Delhivery, Ola Electric Mobility, Swiggy, Urban Company, and Groww all publish shareholder letters. There are exceptions, though, including Nykaa and Ather Energy, which stick to the more traditional slide deck. Paytm* publishes a commentary-heavy earnings release in addition to the presentation.
Any venture capital-funded company that goes public now and eschews the shareholder missive will undoubtedly stick out like a sore thumb.
The welcome plainspeak of shareholder letters, The Ken
Eternal even said no to the customary earnings call when it went public in 2021, but it had to give in to analysts’ demands within a year.
Just as radical as the shareholder letter and the short-lived decision not to have an analyst call is having a top executive who doesn’t pull his punches on X and Linkedin.
Until Eternal came along, most CEOs and owners of Indian listed companies had no interest in ruffling feathers on social media. The few prolific posters, such as Anand Mahindra, wrote about everything but their companies.
Goyal isn’t quite as unrestrained as Bhavish Aggarwal, but no one can accuse him of being dull.

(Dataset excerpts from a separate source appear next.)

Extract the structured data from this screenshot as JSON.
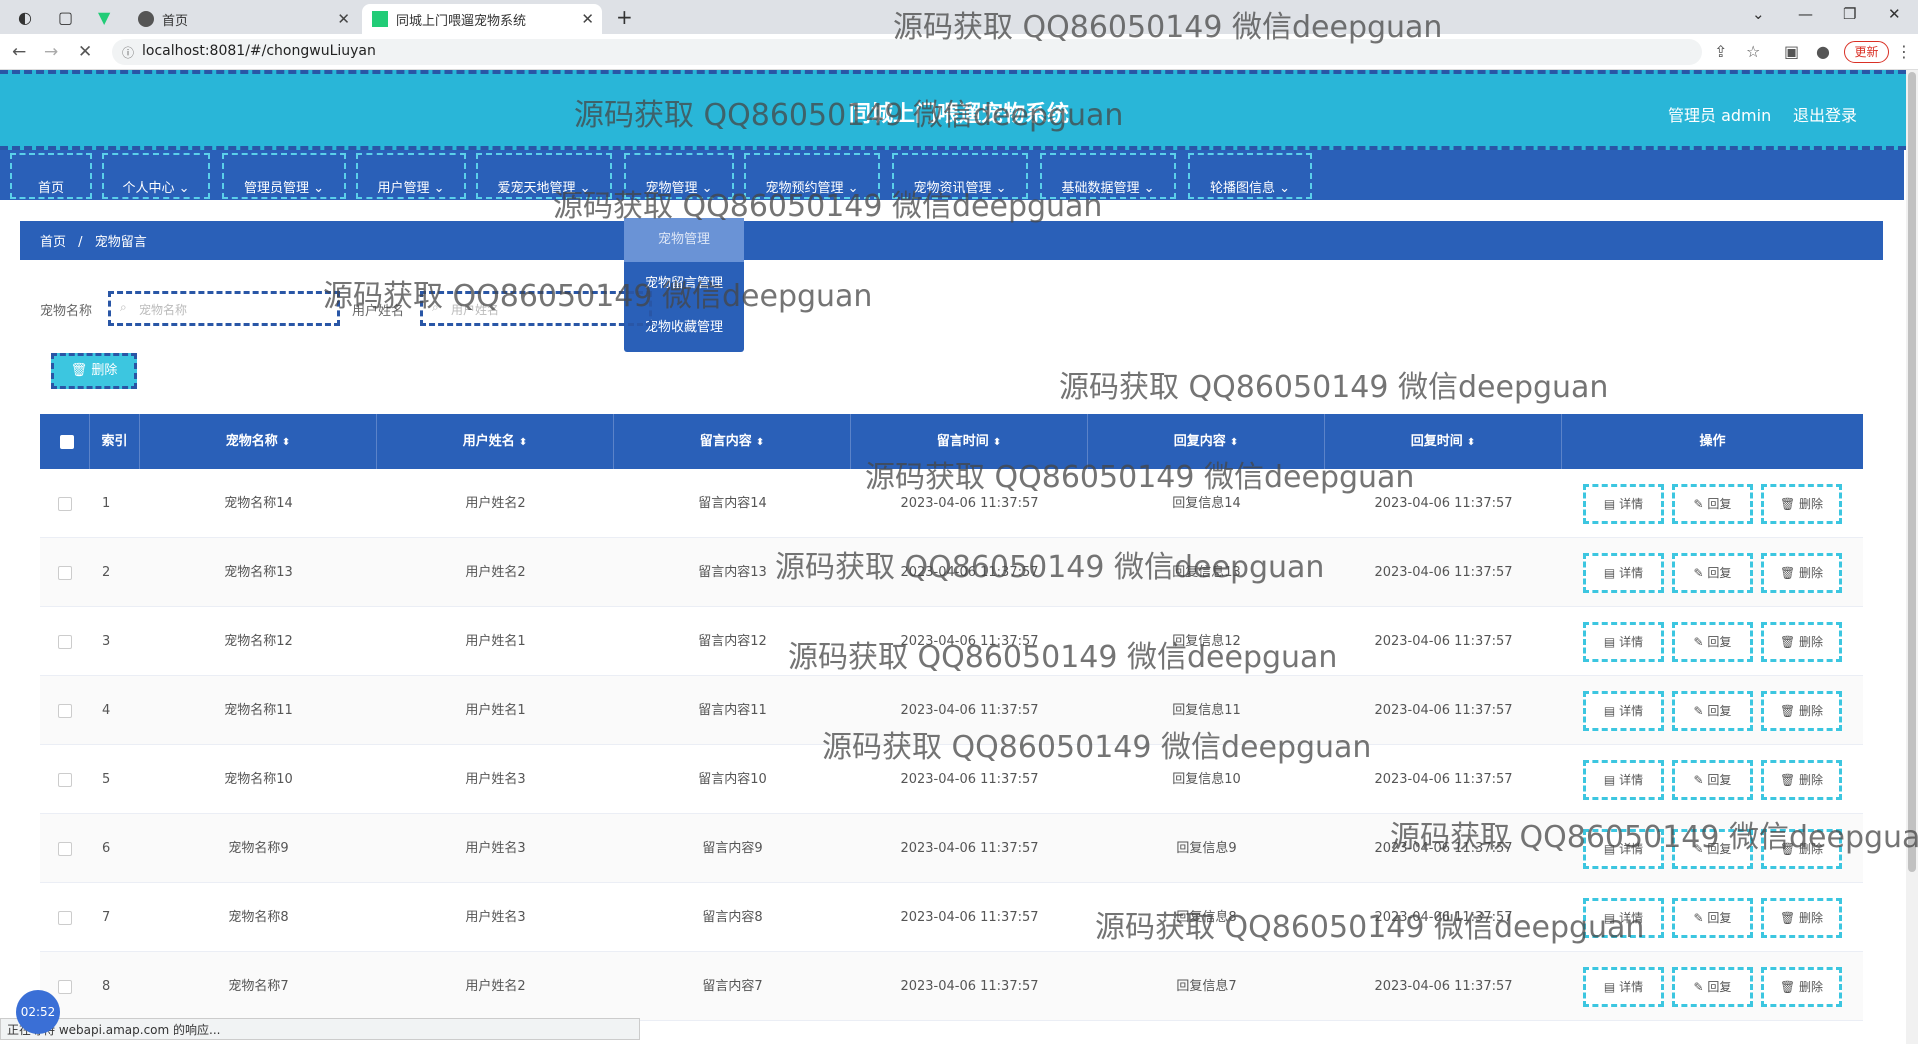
{
  "browser": {
    "tabs": [
      {
        "label": "首页",
        "active": false
      },
      {
        "label": "同城上门喂遛宠物系统",
        "active": true
      }
    ],
    "url": "localhost:8081/#/chongwuLiuyan",
    "update_label": "更新"
  },
  "header": {
    "title": "同城上门喂遛宠物系统",
    "user": "管理员 admin",
    "logout": "退出登录"
  },
  "menu": [
    "首页",
    "个人中心",
    "管理员管理",
    "用户管理",
    "爱宠天地管理",
    "宠物管理",
    "宠物预约管理",
    "宠物资讯管理",
    "基础数据管理",
    "轮播图信息"
  ],
  "dropdown": [
    "宠物管理",
    "宠物留言管理",
    "宠物收藏管理"
  ],
  "breadcrumb": {
    "home": "首页",
    "sep": "/",
    "current": "宠物留言"
  },
  "filters": [
    {
      "label": "宠物名称",
      "placeholder": "宠物名称"
    },
    {
      "label": "用户姓名",
      "placeholder": "用户姓名"
    }
  ],
  "delete_button": "删除",
  "table": {
    "columns": [
      "索引",
      "宠物名称",
      "用户姓名",
      "留言内容",
      "留言时间",
      "回复内容",
      "回复时间",
      "操作"
    ],
    "actions": [
      "详情",
      "回复",
      "删除"
    ],
    "rows": [
      {
        "idx": "1",
        "pet": "宠物名称14",
        "user": "用户姓名2",
        "msg": "留言内容14",
        "time": "2023-04-06 11:37:57",
        "reply": "回复信息14",
        "rtime": "2023-04-06 11:37:57"
      },
      {
        "idx": "2",
        "pet": "宠物名称13",
        "user": "用户姓名2",
        "msg": "留言内容13",
        "time": "2023-04-06 11:37:57",
        "reply": "回复信息13",
        "rtime": "2023-04-06 11:37:57"
      },
      {
        "idx": "3",
        "pet": "宠物名称12",
        "user": "用户姓名1",
        "msg": "留言内容12",
        "time": "2023-04-06 11:37:57",
        "reply": "回复信息12",
        "rtime": "2023-04-06 11:37:57"
      },
      {
        "idx": "4",
        "pet": "宠物名称11",
        "user": "用户姓名1",
        "msg": "留言内容11",
        "time": "2023-04-06 11:37:57",
        "reply": "回复信息11",
        "rtime": "2023-04-06 11:37:57"
      },
      {
        "idx": "5",
        "pet": "宠物名称10",
        "user": "用户姓名3",
        "msg": "留言内容10",
        "time": "2023-04-06 11:37:57",
        "reply": "回复信息10",
        "rtime": "2023-04-06 11:37:57"
      },
      {
        "idx": "6",
        "pet": "宠物名称9",
        "user": "用户姓名3",
        "msg": "留言内容9",
        "time": "2023-04-06 11:37:57",
        "reply": "回复信息9",
        "rtime": "2023-04-06 11:37:57"
      },
      {
        "idx": "7",
        "pet": "宠物名称8",
        "user": "用户姓名3",
        "msg": "留言内容8",
        "time": "2023-04-06 11:37:57",
        "reply": "回复信息8",
        "rtime": "2023-04-06 11:37:57"
      },
      {
        "idx": "8",
        "pet": "宠物名称7",
        "user": "用户姓名2",
        "msg": "留言内容7",
        "time": "2023-04-06 11:37:57",
        "reply": "回复信息7",
        "rtime": "2023-04-06 11:37:57"
      }
    ]
  },
  "watermark": "源码获取 QQ86050149 微信deepguan",
  "timer": "02:52",
  "status_text": "正在等待 webapi.amap.com 的响应..."
}
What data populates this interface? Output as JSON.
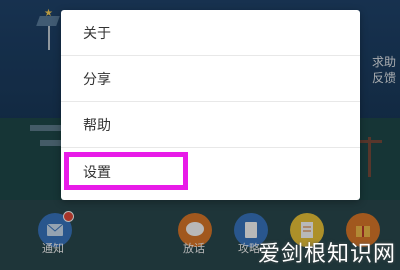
{
  "menu": {
    "items": [
      {
        "label": "关于"
      },
      {
        "label": "分享"
      },
      {
        "label": "帮助"
      },
      {
        "label": "设置"
      }
    ]
  },
  "background": {
    "side_labels": [
      "求助",
      "反馈"
    ],
    "bottom_nav": [
      {
        "label": "通知",
        "icon": "mail-icon",
        "color": "#3a78c4"
      },
      {
        "label": "放话",
        "icon": "chat-icon",
        "color": "#e07a2a"
      },
      {
        "label": "攻略",
        "icon": "book-icon",
        "color": "#3a78c4"
      },
      {
        "label": "",
        "icon": "note-icon",
        "color": "#f0c83a"
      },
      {
        "label": "",
        "icon": "gift-icon",
        "color": "#e07a2a"
      }
    ]
  },
  "watermark": "爱剑根知识网",
  "colors": {
    "highlight": "#e81be8"
  }
}
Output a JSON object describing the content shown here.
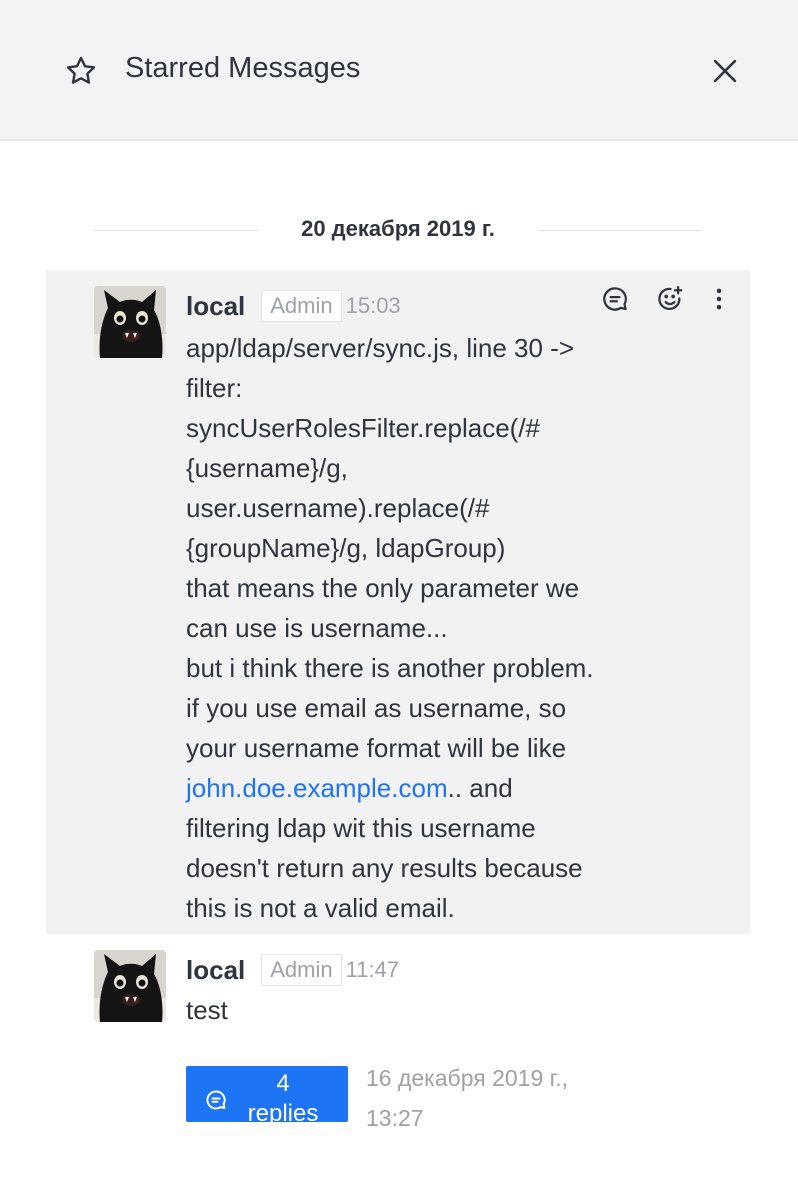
{
  "header": {
    "title": "Starred Messages",
    "icon": "star-icon",
    "close_icon": "close-icon"
  },
  "date_divider": "20 декабря 2019 г.",
  "messages": [
    {
      "username": "local",
      "role": "Admin",
      "time": "15:03",
      "lines": [
        "app/ldap/server/sync.js, line 30 ->",
        "filter:",
        "syncUserRolesFilter.replace(/#",
        "{username}/g,",
        "user.username).replace(/#",
        "{groupName}/g, ldapGroup)",
        "that means the only parameter we",
        "can use is username...",
        "but i think there is another problem.",
        "if you use email as username, so",
        "your username format will be like"
      ],
      "link_text": "john.doe.example.com",
      "link_suffix": ".. and",
      "lines_after": [
        "filtering ldap wit this username",
        "doesn't return any results because",
        "this is not a valid email."
      ],
      "actions": [
        "reply-in-thread-icon",
        "add-reaction-icon",
        "more-options-icon"
      ]
    },
    {
      "username": "local",
      "role": "Admin",
      "time": "11:47",
      "text": "test",
      "thread": {
        "count": "4",
        "label": "replies",
        "date": "16 декабря 2019 г.,",
        "time": "13:27"
      }
    }
  ],
  "colors": {
    "header_bg": "#f2f3f5",
    "highlight_bg": "#f2f2f2",
    "link": "#1d74f5",
    "thread_button": "#1d74f5",
    "muted_text": "#9ea2a8"
  }
}
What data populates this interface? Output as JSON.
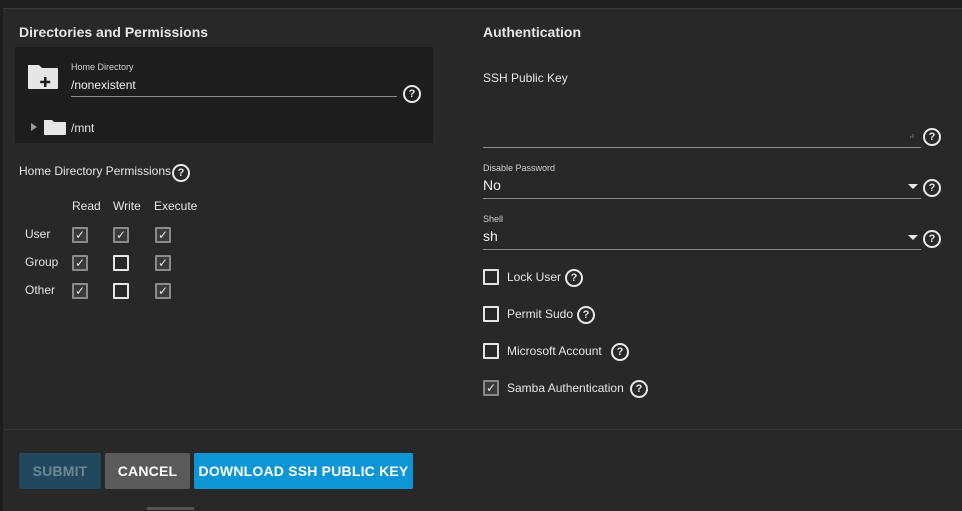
{
  "left": {
    "section_title": "Directories and Permissions",
    "home_directory_label": "Home Directory",
    "home_directory_value": "/nonexistent",
    "tree_item": "/mnt",
    "permissions_label": "Home Directory Permissions",
    "columns": [
      "Read",
      "Write",
      "Execute"
    ],
    "rows": [
      {
        "label": "User",
        "read": true,
        "write": true,
        "execute": true
      },
      {
        "label": "Group",
        "read": true,
        "write": false,
        "execute": true
      },
      {
        "label": "Other",
        "read": true,
        "write": false,
        "execute": true
      }
    ]
  },
  "right": {
    "section_title": "Authentication",
    "ssh_key_label": "SSH Public Key",
    "ssh_key_value": "",
    "disable_password_label": "Disable Password",
    "disable_password_value": "No",
    "shell_label": "Shell",
    "shell_value": "sh",
    "checkboxes": [
      {
        "label": "Lock User",
        "checked": false
      },
      {
        "label": "Permit Sudo",
        "checked": false
      },
      {
        "label": "Microsoft Account",
        "checked": false
      },
      {
        "label": "Samba Authentication",
        "checked": true
      }
    ]
  },
  "buttons": {
    "submit": "SUBMIT",
    "cancel": "CANCEL",
    "download": "DOWNLOAD SSH PUBLIC KEY"
  },
  "icons": {
    "help": "?",
    "check": "✓"
  },
  "colors": {
    "accent": "#0d96d6",
    "submit_disabled": "#21485e",
    "cancel": "#5a5a5a",
    "background": "#282828",
    "panel": "#1d1d1d"
  }
}
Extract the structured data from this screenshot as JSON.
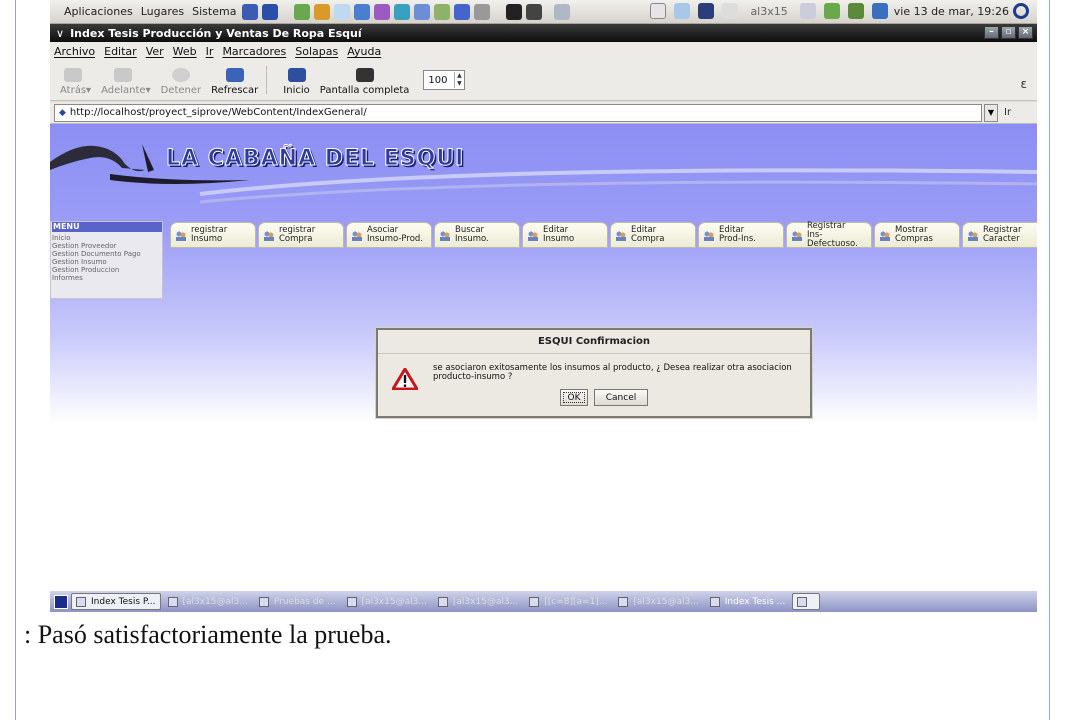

This was evident in his response to a controversy over a Zomato customer-support agent telling someone in Tamil Nadu to learn Hindi when he sought a refund.
Eternal fired the agent, but Goyal wanted to have the last word on X.
An ignorant mistake by someone in a support centre of a food delivery company became a national issue. The level of tolerance and chill in our country needs to be way higher than it is nowadays. Who’s to be blamed here?
But last week, he was in the eye of the storm when he said help “from local law enforcement helped keep the small number of miscreants in check”, and that people “shouldn’t get swept up by narratives pushed by vested interests.”
He followed that up with a screed on the “guilt” and “moral discomfort” of the “consuming class”. His post quickly moved from philosophical musings to the practicalities of his business.
Ban gig work and you don’t solve inequality. You remove livelihoods. These jobs don’t magically reappear as formal, protected employment the next day. They disappear, or they get pushed back into the informal economy where there are even fewer protections and even less accountability. Over-regulate it until the model breaks, and you achieve the same outcome through paperwork instead of slogans: the work evaporates, prices rise, demand collapses, and the people we claim to protect are the first to lose income.
Not only was there a barrage of disagreements over his arguments, but X users were quick to point out that Goyal’s post had AI stamped all over it.